Australia’s most successful football coach Ange Postecoglou has ruled out a return to coaching the Socceroos and spoke, among other things, of his disenchantment with the game in this country in a wide-ranging interview with former Socceroo goalkeeper Mark Schwarzer that will air on the Optus Sport app next Wednesday.
Postecoglou whose Celtic team are leading the Scottish Premiership by three points and who have won the Scottish League Cup, took charge of the Socceroos in 2013. Postecoglou took them them to the 2014 World Cup in Brazil. By the time he resigned, in November 2017, Australia were first-time Asian champions and had qualified for the 2018 World Cup in Russia.
He went on to manage Yokohama F Marinos which he successfully steered to win the J. League in 2019. He told Schwarzer that he felt more respected in Japan than he did in Australia.
“I think for me, it’s funny, how we think as Australians, sometimes we don’t want to elevate our own too high. We want to just keep everyone on an even keel. And I think me going back there is not going to change that. It’s not going to do anything different.
“Even now, I feel more respected in Japan than I do in Australia. Even though that’s not to say the people in Australia, I understand they’re following particularly my journey now and everyone takes great (pride). I get all that.”
He praised his predecessor Guus Hiddink for the job he did coaching Australia but he also noted how he was treated compared to Australian coaches like Frankie Farina who had preceded Hiddink.
“Same position, yeah? Same position, but the way they treated him (Hiddink) and what was given to him to succeed. And that’s why we did succeed and good on him, but that’s never given to an Australian. I don’t think we’d ever go down that track” Postecoglou said.

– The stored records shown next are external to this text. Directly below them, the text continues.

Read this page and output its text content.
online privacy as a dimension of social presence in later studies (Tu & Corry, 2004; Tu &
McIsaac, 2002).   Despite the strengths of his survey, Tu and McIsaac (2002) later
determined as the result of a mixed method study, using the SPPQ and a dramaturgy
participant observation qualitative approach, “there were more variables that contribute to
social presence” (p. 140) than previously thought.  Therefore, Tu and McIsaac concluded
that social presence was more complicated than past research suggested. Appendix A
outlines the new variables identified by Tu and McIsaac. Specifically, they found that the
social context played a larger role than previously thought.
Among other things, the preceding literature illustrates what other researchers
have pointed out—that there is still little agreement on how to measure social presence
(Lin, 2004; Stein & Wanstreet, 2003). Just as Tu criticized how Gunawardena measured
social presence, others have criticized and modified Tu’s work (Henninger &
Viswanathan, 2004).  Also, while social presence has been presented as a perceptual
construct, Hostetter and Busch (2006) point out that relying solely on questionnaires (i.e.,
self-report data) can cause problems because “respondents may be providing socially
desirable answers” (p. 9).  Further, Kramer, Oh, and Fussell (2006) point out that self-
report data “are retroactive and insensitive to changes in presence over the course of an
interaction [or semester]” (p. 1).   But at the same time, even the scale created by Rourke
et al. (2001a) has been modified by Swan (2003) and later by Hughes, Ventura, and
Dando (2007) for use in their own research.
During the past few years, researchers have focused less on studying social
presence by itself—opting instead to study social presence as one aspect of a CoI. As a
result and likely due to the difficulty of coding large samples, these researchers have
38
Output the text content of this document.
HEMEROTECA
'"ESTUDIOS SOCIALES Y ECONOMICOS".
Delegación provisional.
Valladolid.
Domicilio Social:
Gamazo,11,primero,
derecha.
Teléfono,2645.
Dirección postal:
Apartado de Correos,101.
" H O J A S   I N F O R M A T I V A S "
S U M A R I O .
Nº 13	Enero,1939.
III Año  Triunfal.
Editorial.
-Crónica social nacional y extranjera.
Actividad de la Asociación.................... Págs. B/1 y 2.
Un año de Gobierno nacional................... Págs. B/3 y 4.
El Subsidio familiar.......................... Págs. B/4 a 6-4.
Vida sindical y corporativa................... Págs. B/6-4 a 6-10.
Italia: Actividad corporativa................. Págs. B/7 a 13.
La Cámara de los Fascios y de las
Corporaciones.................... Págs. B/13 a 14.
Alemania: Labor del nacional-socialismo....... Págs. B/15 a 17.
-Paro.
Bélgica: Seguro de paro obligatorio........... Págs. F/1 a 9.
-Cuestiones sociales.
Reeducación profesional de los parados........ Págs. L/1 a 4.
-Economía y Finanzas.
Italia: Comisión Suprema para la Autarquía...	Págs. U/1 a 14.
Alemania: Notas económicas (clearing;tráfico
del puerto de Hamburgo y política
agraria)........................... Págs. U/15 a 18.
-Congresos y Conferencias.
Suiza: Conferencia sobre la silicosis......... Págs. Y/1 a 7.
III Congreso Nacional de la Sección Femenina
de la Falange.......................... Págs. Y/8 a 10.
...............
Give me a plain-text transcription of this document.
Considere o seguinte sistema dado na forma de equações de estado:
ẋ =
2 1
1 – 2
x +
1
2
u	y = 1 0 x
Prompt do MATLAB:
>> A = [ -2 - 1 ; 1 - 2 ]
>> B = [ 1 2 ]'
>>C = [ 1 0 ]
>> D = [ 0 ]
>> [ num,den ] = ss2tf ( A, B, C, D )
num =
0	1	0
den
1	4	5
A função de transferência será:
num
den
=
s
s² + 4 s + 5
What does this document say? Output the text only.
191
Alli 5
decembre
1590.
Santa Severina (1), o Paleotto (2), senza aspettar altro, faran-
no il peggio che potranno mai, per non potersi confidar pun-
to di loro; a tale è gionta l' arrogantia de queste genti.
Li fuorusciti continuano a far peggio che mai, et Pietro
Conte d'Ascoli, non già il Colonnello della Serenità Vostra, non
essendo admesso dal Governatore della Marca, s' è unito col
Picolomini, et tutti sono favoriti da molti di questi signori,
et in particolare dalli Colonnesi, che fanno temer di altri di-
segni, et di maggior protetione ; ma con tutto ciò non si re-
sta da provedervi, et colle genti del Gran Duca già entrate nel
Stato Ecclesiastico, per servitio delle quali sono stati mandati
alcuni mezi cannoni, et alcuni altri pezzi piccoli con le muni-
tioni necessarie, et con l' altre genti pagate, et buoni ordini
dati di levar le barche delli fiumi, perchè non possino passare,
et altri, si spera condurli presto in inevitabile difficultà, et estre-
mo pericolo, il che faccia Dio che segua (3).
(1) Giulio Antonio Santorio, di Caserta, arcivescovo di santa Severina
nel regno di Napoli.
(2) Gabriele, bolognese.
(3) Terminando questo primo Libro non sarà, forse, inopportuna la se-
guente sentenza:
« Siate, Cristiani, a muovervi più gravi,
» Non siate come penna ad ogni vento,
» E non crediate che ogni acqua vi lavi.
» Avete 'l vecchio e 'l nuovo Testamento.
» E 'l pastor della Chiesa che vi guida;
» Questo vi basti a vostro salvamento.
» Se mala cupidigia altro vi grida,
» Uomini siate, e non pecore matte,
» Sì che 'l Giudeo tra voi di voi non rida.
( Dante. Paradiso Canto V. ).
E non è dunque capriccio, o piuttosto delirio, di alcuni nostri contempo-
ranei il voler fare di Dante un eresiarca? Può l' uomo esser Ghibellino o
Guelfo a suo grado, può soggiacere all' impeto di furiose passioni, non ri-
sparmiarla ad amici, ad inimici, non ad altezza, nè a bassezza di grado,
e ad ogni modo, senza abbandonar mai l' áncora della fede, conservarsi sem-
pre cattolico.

“If Marcelo Bielsa (influential former coach of Leeds United) offered himself to Australia, I think we’d open our doors and give him everything he wants from youth development to whatever. If I went back there, I would still have to start at sort of spot one to convince people to do things a certain way. And because of that, I think I’m better off having done my stint, I’m proud of everything I’ve achieved in Australia and I’m an Australian, so I’ll always support it and leave it at that.”
He cited in-fighting as one of the reasons that national managers had a hard time coaching the Socceroos.
“I still haven’t found one person who’s managed to outlast the wars in Australia.
“For the most part, it finishes two ways. There’s been so many great people come through our game, who either leave it and go ‘I never want anything to do with it’ or leave it and go just, ‘I’m just tired, I can’t do it anymore’.
“No one’s been able to stand up … the only person I give great credit to is … Sir Frank Lowy got back up on his feet and even after the first time being knocked down and he had another crack at it, to try and sort of lift the game in Australia in his own way.
He said that everyone sought a magic solution when the reality was that some basic things needed to happen if the national game was to evolve.
“It’s just the basics, mate. It’s a lot of funding, a lot of resources, a lot of time and effort, a common goal, it’s no great secrets, but people don’t want to hear that.
“They want to hear that there’s something magical you can bring in – that’s the frustrating bit.
“I don’t know, like I said, I’m hoping that an individual or people, who are younger than me, come in with that energy that can break it down and turn the game around for us.”